My opinion won't add much to the growing chorus of techno-doom, though. The trend's been with us ever since the Industrial Revolution, after all, and will only continue to accelerate. When budgets are tight, most clients will swap out quality for a slightly lesser, substandard product if it's quicker, or cheaper, or both.

I can't say I blame them.

That being said, I don't have to like it.

People will always want art made by humans, those of us in the creative fields have been reassured. Yet I would counter that while this might be true, for all practical purposes it will ultimately come down to cost and the robots will win. Just as photography and the half-tone process replaced countless thousands of artist/engravers in the 19th century, so AI imagery will replace the scraps of what was left to artists in the 20th; i.e., technical/medical illustration, scifi/fantasy bookcovers, game and film animation. Even the teaching of art seems slated to go the way of the dodo.

(A dodo illustration by actual human Frederick William Frohawk)

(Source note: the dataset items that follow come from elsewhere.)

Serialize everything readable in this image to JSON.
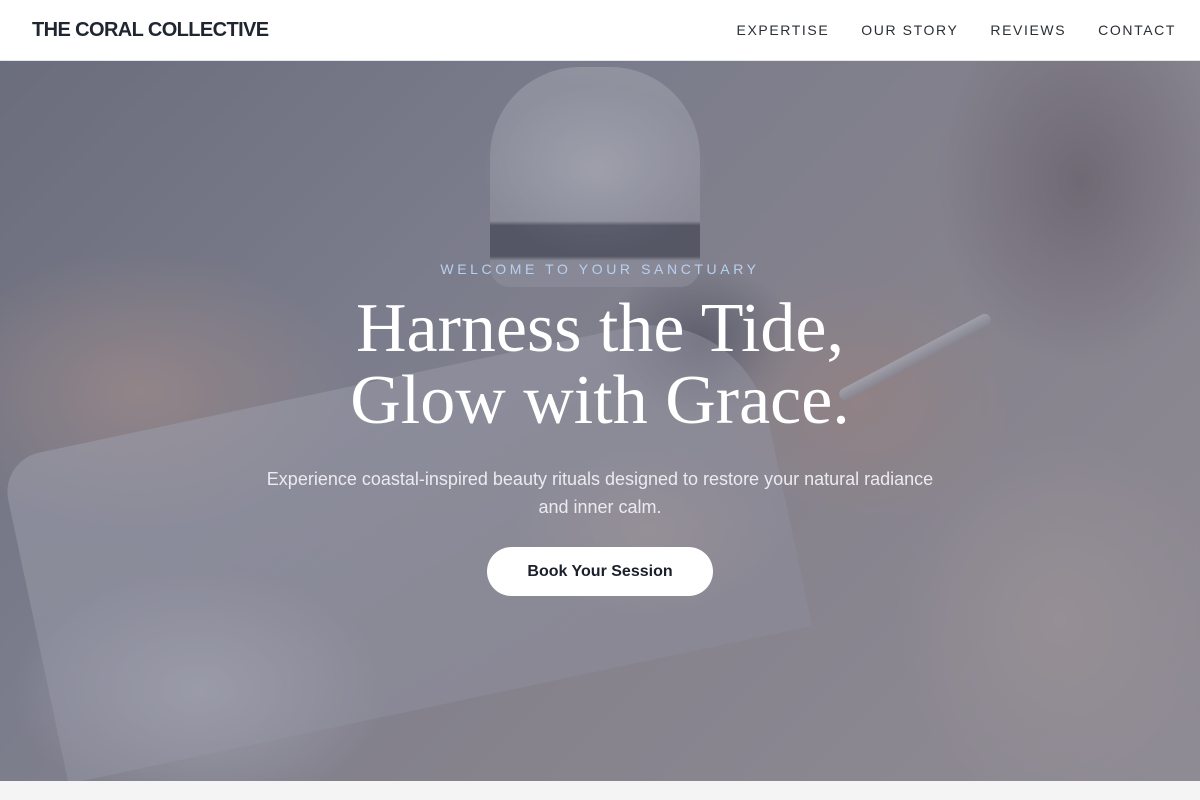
{
  "nav": {
    "brand": "THE CORAL COLLECTIVE",
    "links": [
      "EXPERTISE",
      "OUR STORY",
      "REVIEWS",
      "CONTACT"
    ]
  },
  "hero": {
    "eyebrow": "WELCOME TO YOUR SANCTUARY",
    "headline_line1": "Harness the Tide,",
    "headline_line2": "Glow with Grace.",
    "subtext": "Experience coastal-inspired beauty rituals designed to restore your natural radiance and inner calm.",
    "cta_label": "Book Your Session",
    "background_image": "manicure-session-photo"
  },
  "colors": {
    "eyebrow": "#b8d0f0",
    "brand_text": "#1f2630",
    "cta_bg": "#ffffff",
    "cta_text": "#1a1f2a"
  }
}
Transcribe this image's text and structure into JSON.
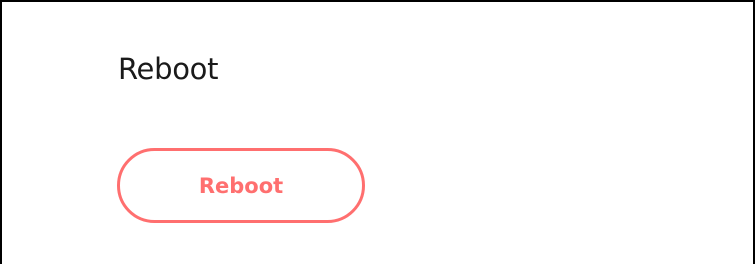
{
  "section": {
    "title": "Reboot"
  },
  "actions": {
    "reboot_label": "Reboot"
  },
  "colors": {
    "accent": "#ff6f6f",
    "text": "#1a1a1a",
    "border": "#000000",
    "background": "#ffffff"
  }
}
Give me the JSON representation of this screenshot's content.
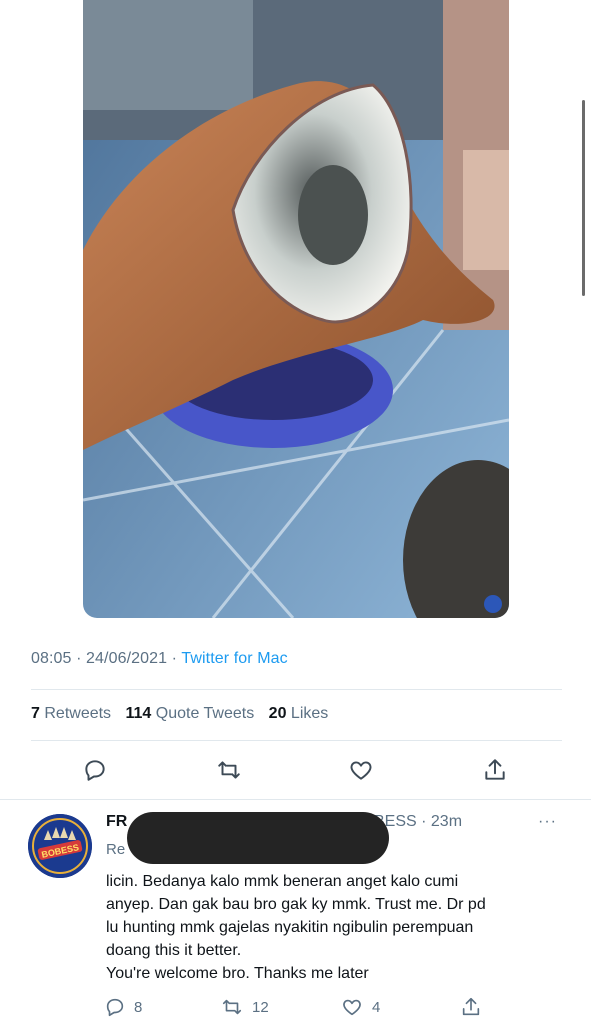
{
  "tweet": {
    "timestamp": "08:05 · 24/06/2021 ·",
    "client": "Twitter for Mac",
    "stats": {
      "retweets_count": "7",
      "retweets_label": "Retweets",
      "quotes_count": "114",
      "quotes_label": "Quote Tweets",
      "likes_count": "20",
      "likes_label": "Likes"
    },
    "actions": [
      "reply-icon",
      "retweet-icon",
      "like-icon",
      "share-icon"
    ]
  },
  "reply": {
    "name_prefix": "FR",
    "handle_suffix": "BESS · 23m",
    "reply_to_prefix": "Re",
    "more": "···",
    "avatar_text": "BOBESS",
    "body": [
      "licin. Bedanya kalo mmk beneran anget kalo cumi",
      "anyep. Dan gak bau bro gak ky mmk. Trust me. Dr pd",
      "lu hunting mmk gajelas nyakitin ngibulin perempuan",
      "doang this it better.",
      "You're welcome bro. Thanks me later"
    ],
    "counts": {
      "replies": "8",
      "retweets": "12",
      "likes": "4"
    }
  },
  "colors": {
    "accent": "#1d9bf0",
    "muted": "#5b7083",
    "text": "#0f1419"
  }
}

What's a 21st century artist to do, then? I don't have the answer. All I know is that, even if there was no longer any societal value given to drawing or painting or telling stories, I would still do so. 

It's part of who I am.

 

 

*UPDATE 1/8/25: I'm still wait to see if the domain address will transfer over from the defunct site, a process that could take up to 72 hours. So I apologize about the confusion and/or mess that will be happening here on the blog as I update my ancient template and so on to turn it into my main website.